What is Wisdom?
IN THE WISDOM of Jesus, Son of Sirach, commonly called Ecclesiasticus we read this :
Wisdom raises her sons to greatness and gives help to those who seek her. To love her is to love life; those who rise early to greet her will be filled with joy. He who holds fast to her will gain honour; The Lord’s blessing rests on the house she enters.
The Way of Wisdom
St. Paul spoke of God’s wisdom in Christ. (1 Cor. 22-23) “Jews demand signs and Greeks desire wisdom [human], but we proclaim Christ crucified, a stumbling block to Jews and foolishness to Gentiles.” God’s wisdom is concrete not abstract, not ideology but life lived in a certain way. It is the baptismal life – the way of the wisdom-folly of the death and resurrection of Christ, that Jews found a stumbling block and Greeks thought foolishness. Immersed in this way of living the Desert Fathers found themselves enabled to perform heroic acts of self-abnegation. They proved St. Paul’s words, “All things work together for good for those who love God” (Roms 8.28). Like Abraham they sought a better homeland.
It requires the plundering of one’s possessions to possess something better and more lasting and this is the hardest and first step. This includes more than material possessions because God can come like a thief in the night and like Job we find everything gone as everything linked to existence seems to disappear. It is the way to that poverty of spirit necessary to see God. Then with God we can let go of the things in us that are contrary to God. A selfish will cannot pray to God with a pure heart, Thy will be done. If you want true freedom where only one will rules, you must stop clinging to your own freedom. People will think you are a fool, but does that matter if you are honoured in the sight of God. Divine honour comes when we have crushed the “ego-trip syndrome” that does things to invite the veneration of others.
Examples of Wisdom’s Way
A monk from Egypt settled near Constantinople. The Emperor visited him incognito. After prayer the monk invited him to a meal of bread, salt and water. Afterwards the Emperor, who thought the meal excellent, revealed his identity and, from that day on began to honour the monk. The monk fled because such honour might be a pitfall on the way to the wisdom-folly of the cross. Many in Christian history have made themselves fools for the sake of Christ – the Curé D’Ars, Fr. Wainwright in London Docks, Mother Theresa and many ordinary people who are trying to live in this kind of way. The wisdom of the world will never understand it.
The wisdom-folly of Crucifixion always leads to resurrection. St. John of the Cross described it like this. Imagine a log fed into the fire. At first the log groans, becomes black, crackles, gets rid of its impurities and it is not a beautiful sight. However, gradually, it becomes like the fire which is purifying it until it becomes fire itself in its red-white fragrance. That describes the way in which the Holy Spirit works, guiding us on the way of wisdom-holiness, and then infusing with his own life those who surrender themselves to him.
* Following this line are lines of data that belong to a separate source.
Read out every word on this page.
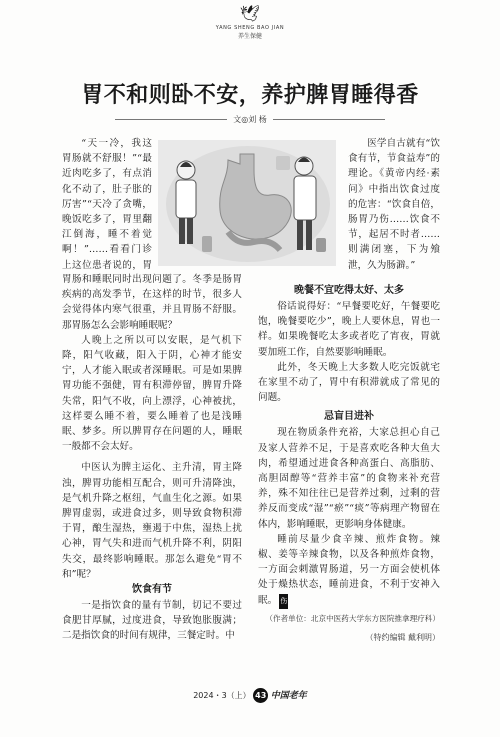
🕊
YANG SHENG BAO JIAN
养生保健
胃不和则卧不安，养护脾胃睡得香
文◎刘 杨

“天一冷，我这胃肠就不舒服！”“最近肉吃多了，有点消化不动了，肚子胀的厉害”“天冷了贪嘴，晚饭吃多了，胃里翻江倒海，睡不着觉啊！”……看看门诊上这位患者说的，胃

胃肠和睡眠同时出现问题了。冬季是肠胃疾病的高发季节，在这样的时节，很多人会觉得体内寒气很重，并且胃肠不舒服。那胃肠怎么会影响睡眠呢？

人晚上之所以可以安眠，是气机下降，阳气收藏，阳入于阴，心神才能安宁，人才能入眠或者深睡眠。可是如果脾胃功能不强健，胃有积滞停留，脾胃升降失常，阳气不收，向上漂浮，心神被扰，这样要么睡不着，要么睡着了也是浅睡眠、梦多。所以脾胃存在问题的人，睡眠一般都不会太好。

中医认为脾主运化、主升清，胃主降浊，脾胃功能相互配合，则可升清降浊，是气机升降之枢纽，气血生化之源。如果脾胃虚弱，或进食过多，则导致食物积滞于胃，酿生湿热，壅遏于中焦，湿热上扰心神，胃气失和进而气机升降不利，阴阳失交，最终影响睡眠。那怎么避免“胃不和”呢？

饮食有节

一是指饮食的量有节制，切记不要过食肥甘厚腻，过度进食，导致饱胀腹满；二是指饮食的时间有规律，三餐定时。中

医学自古就有“饮食有节，节食益寿”的理论。《黄帝内经·素问》中指出饮食过度的危害：“饮食自倍，肠胃乃伤……饮食不节，起居不时者……则满闭塞，下为飧泄，久为肠澼。”

晚餐不宜吃得太好、太多

俗话说得好：“早餐要吃好，午餐要吃饱，晚餐要吃少”，晚上人要休息，胃也一样。如果晚餐吃太多或者吃了宵夜，胃就要加班工作，自然要影响睡眠。

此外，冬天晚上大多数人吃完饭就宅在家里不动了，胃中有积滞就成了常见的问题。

忌盲目进补

现在物质条件充裕，大家总担心自己及家人营养不足，于是喜欢吃各种大鱼大肉，希望通过进食各种高蛋白、高脂肪、高胆固醇等“营养丰富”的食物来补充营养，殊不知往往已是营养过剩，过剩的营养反而变成“湿”“瘀”“痰”等病理产物留在体内，影响睡眠，更影响身体健康。

睡前尽量少食辛辣、煎炸食物。辣椒、姜等辛辣食物，以及各种煎炸食物，一方面会刺激胃肠道，另一方面会使机体处于燥热状态，睡前进食，不利于安神入眠。 伤

（作者单位：北京中医药大学东方医院推拿理疗科）
（特约编辑 戴利明）
2024・3（上） 43 中国老年
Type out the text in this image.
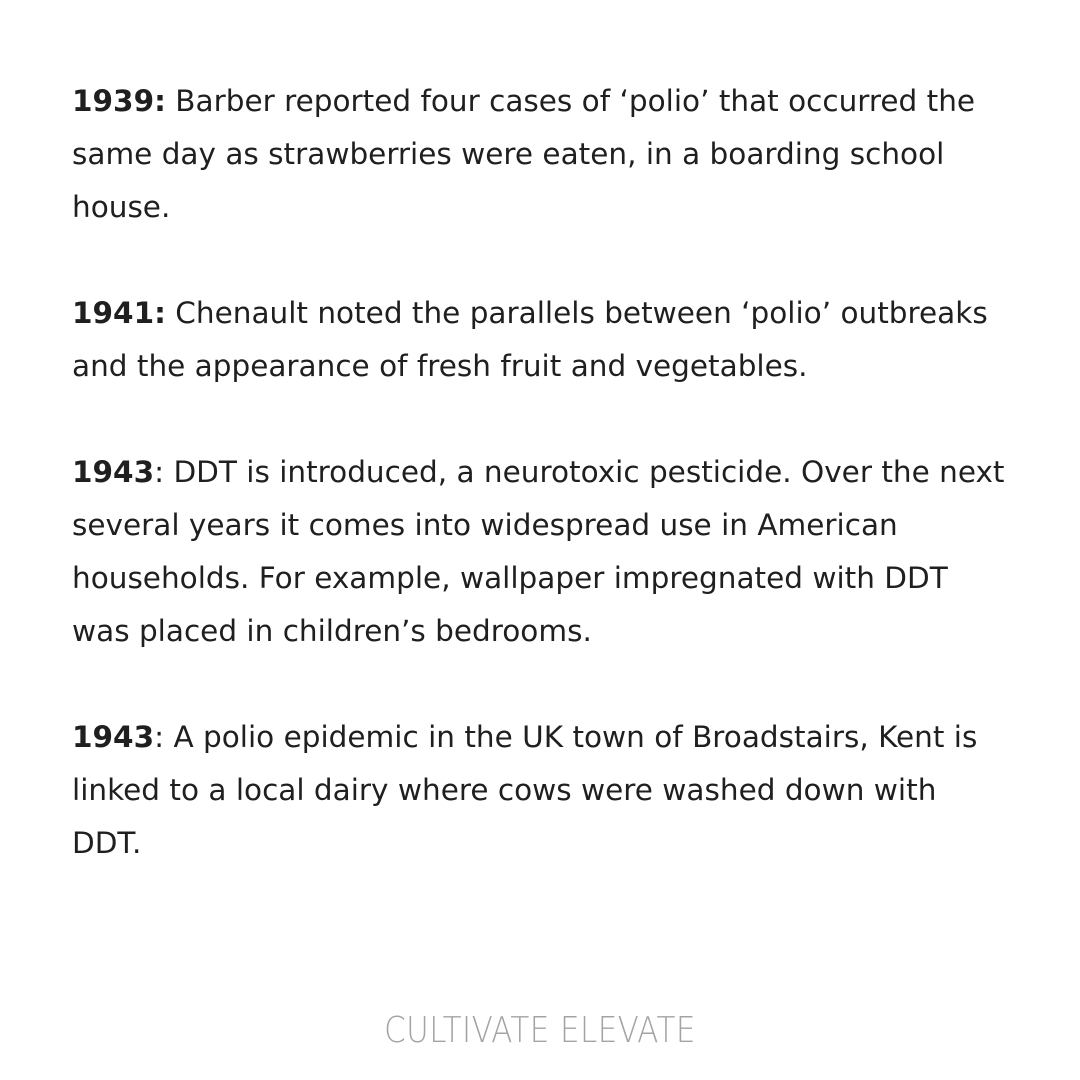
1939: Barber reported four cases of ‘polio’ that occurred the same day as strawberries were eaten, in a boarding school house.

1941: Chenault noted the parallels between ‘polio’ outbreaks and the appearance of fresh fruit and vegetables.

1943: DDT is introduced, a neurotoxic pesticide. Over the next several years it comes into widespread use in American households. For example, wallpaper impregnated with DDT was placed in children’s bedrooms.

1943: A polio epidemic in the UK town of Broadstairs, Kent is linked to a local dairy where cows were washed down with DDT.

CULTIVATE ELEVATE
St. Anthony’s struggle was a painful purification in combat with the forces of evil until everything in him was overcome, including his body. It was the passion of Christ working in him, the marks of the Lord Jesus in his mortal body so that in his earthly life he experienced the glory of Christ’s resurrection. He became charismatic in the sense that he was a permanent receptacle of the Spirit whom he could now give to others. Here is human nature, wounded by sin, restored and redeemed. Anthony had no education in the proven wisdom of this world. yet he had discernment, an insight into everything, no uncouth manner but a gracious and courteous disposition. His speech was so seasoned with a divine salt, and everyone was disarmed by his charm. What we witness in Anthony is a gift from God. Hidden away in the mountains for years God makes those who belong to him become known everywhere. This promise God gave to Anthony at the beginning. Like Thomas Merton who entered the monastery of Gethsemani to disappear from the world and found himself universally known throughout the world, so Anthony went into hiding but God shows him, like Merton to everyone as a torch pointing the way.
Arthur Middleton is Rector of Boldon, in the diocese of Durham, and Tutor of St. Chad’s College, Durham.